Il settore automobilistico potrebbe aver superato la fase più critica della crisi del coronavirus. I dati dei cinque maggiori mercati europei, responsabili di quasi i due terzi delle vendite totali nel Vecchio Continente, forniscono un quadro di ripresa della domanda per quanto favorita da incentivi alla rottamazione e campagne promozionali: Francia, Spagna hanno chiuso il mese di luglio con immatricolazioni in crescita grazie proprio alle agevolazioni varate dai rispettivi governi, mentre nel Regno Unito sono i concessionari a sostenere la domanda e in Italia i primi segnali di rilancio sono di buon auspicio per il debutto dei sussidi. Ecco un punto della situazione Paese per Paese. 

Germania. In Germania, al contrario di diverse indiscrezioni, il governo non ha varato nessun tipo di incentivi alla rottamazione preferendo seguire la strada intrapresa da ormai diversi anni, ossia quella di favorire solo i veicoli a basse emissioni. La domanda di auto nuove è stata, comunque, influenzata positivamente dal taglio dell'Iva al 16% deciso da Berlino all'interno di un pacchetto di misure volto a sostenere i consumi complessivi dei tedeschi. A luglio le immatricolazioni, pari a 313.938 unità, sono calate del 5,4%, una flessione decisamente inferiore al -32% di giugno e ancor di più al -50% di maggio e al -61% di aprile. È, invece, proseguito il boom di elettriche e ibride, risultate in crescita, rispettivamente, del 181% e del 143,5% in scia all'aumento dei sussidi. 

Francia e Spagna. Al contrario di Berlino, Parigi e Madrid hanno deciso di varare programmi di incentivazione destinati a rinnovare il parco circolante tramite i contributi alla rottamazione. In Francia il piano di aiuti da 8 miliardi di euro ha iniziato a produrre effetti positivi già a giugno con un aumento delle immatricolazioni dell'1,2%. A luglio è andata ancora meglio, con una crescita del 3,9%. In Spagna, dove sono disponibili 500 milioni di incentivi alla rottamazione, le immatricolazioni sono migliorate dell'1,1%. 

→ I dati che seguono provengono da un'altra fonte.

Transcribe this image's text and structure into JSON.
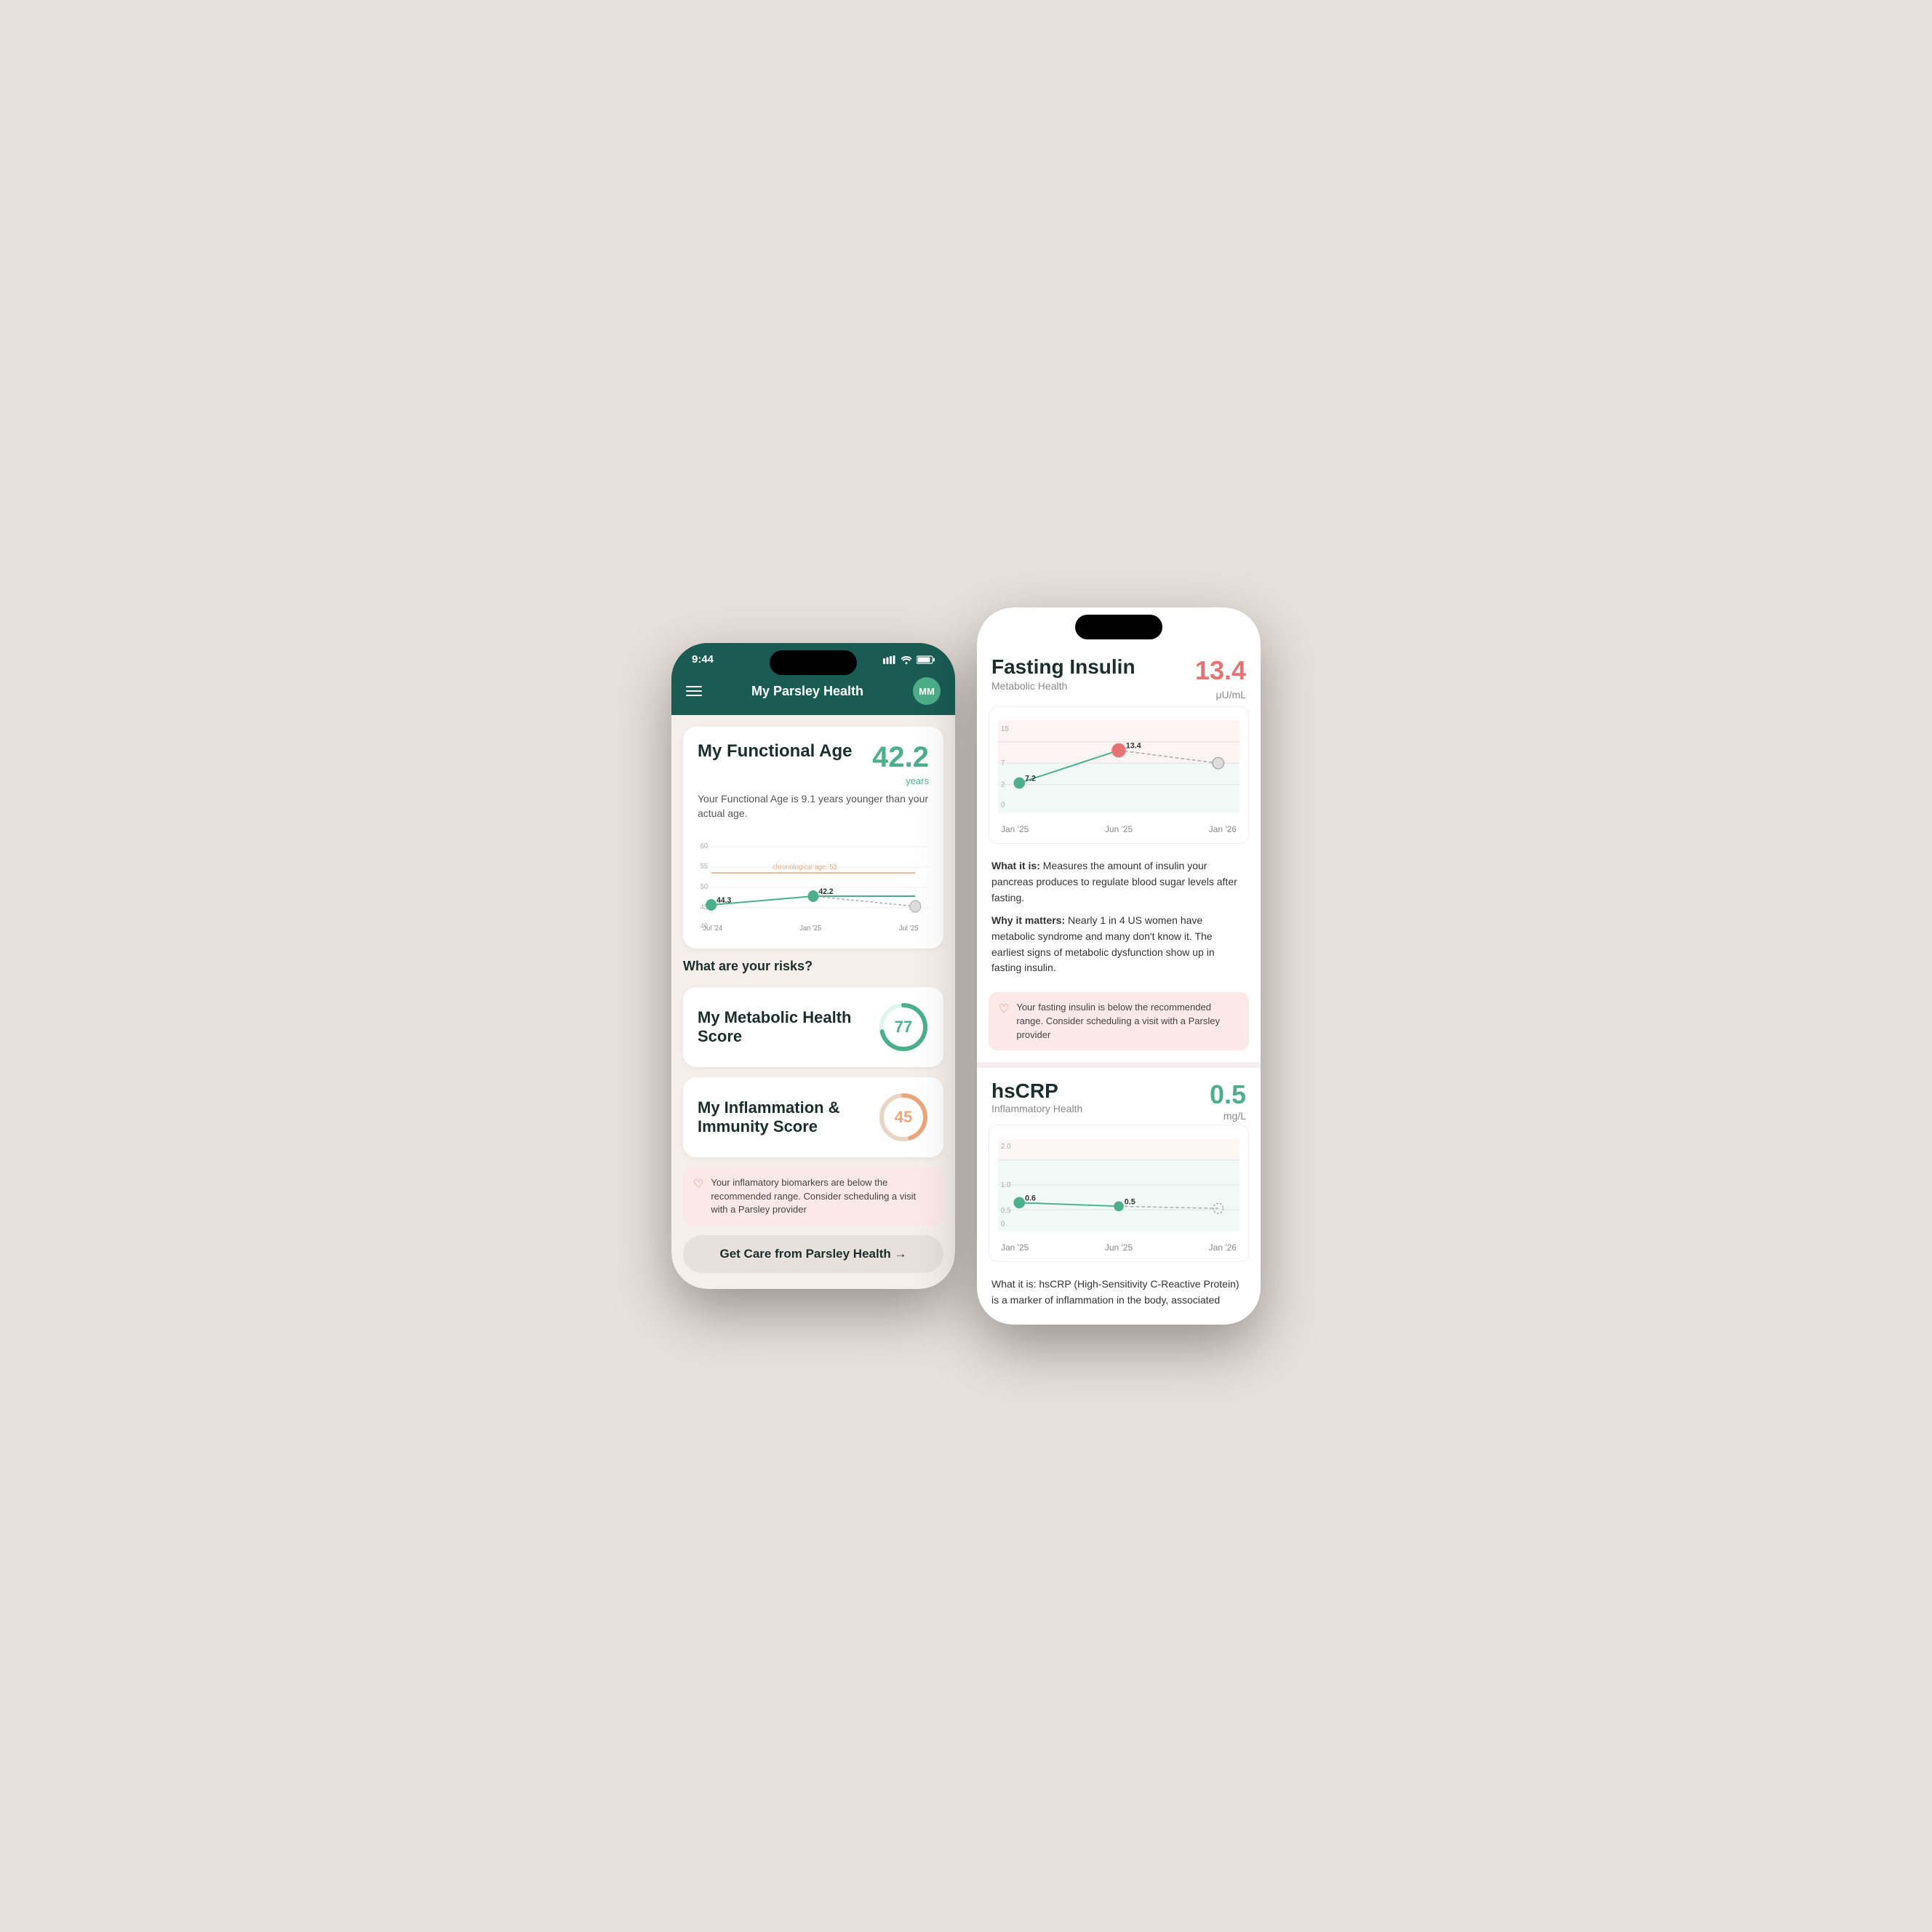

Italia e Regno Unito. L'Italia e il Regno Unito stanno, invece, sperimentando i primi benefici delle forti campagne promozionali varate dalle Case automobilistiche in collaborazione con le reti di vendita. Lo scorso mese la domanda di auto nuove ha subito sul mercato italiano un nuovo calo dell’11,01%. Si tratta comunque di un decremento percentuale decisamente inferiore al -23,1% di giugno, per non parlare dei crolli di aprile (-97,6%) e maggio (-49,6%). Il miglioramento, di buon auspicio per un mese di agosto che dovrebbe essere sostenuto dai contributi statali e per un rafforzamento dei fondi finora stanziati, è stato attribuito dall'Unrae agli "sforzi fatti dalle Case automobilistiche e dalle loro reti di vendita con allettanti offerte promozionali". Le promozioni, insieme alla necessità di numerosi britannici di cambiare la propria auto dopo diversi mesi di restrizioni, hanno sostenuto anche il Regno Unito, dove le immatricolazioni sono cresciute di ben l'11,3% e hanno beneficiato del primo mese completo di apertura dei saloni.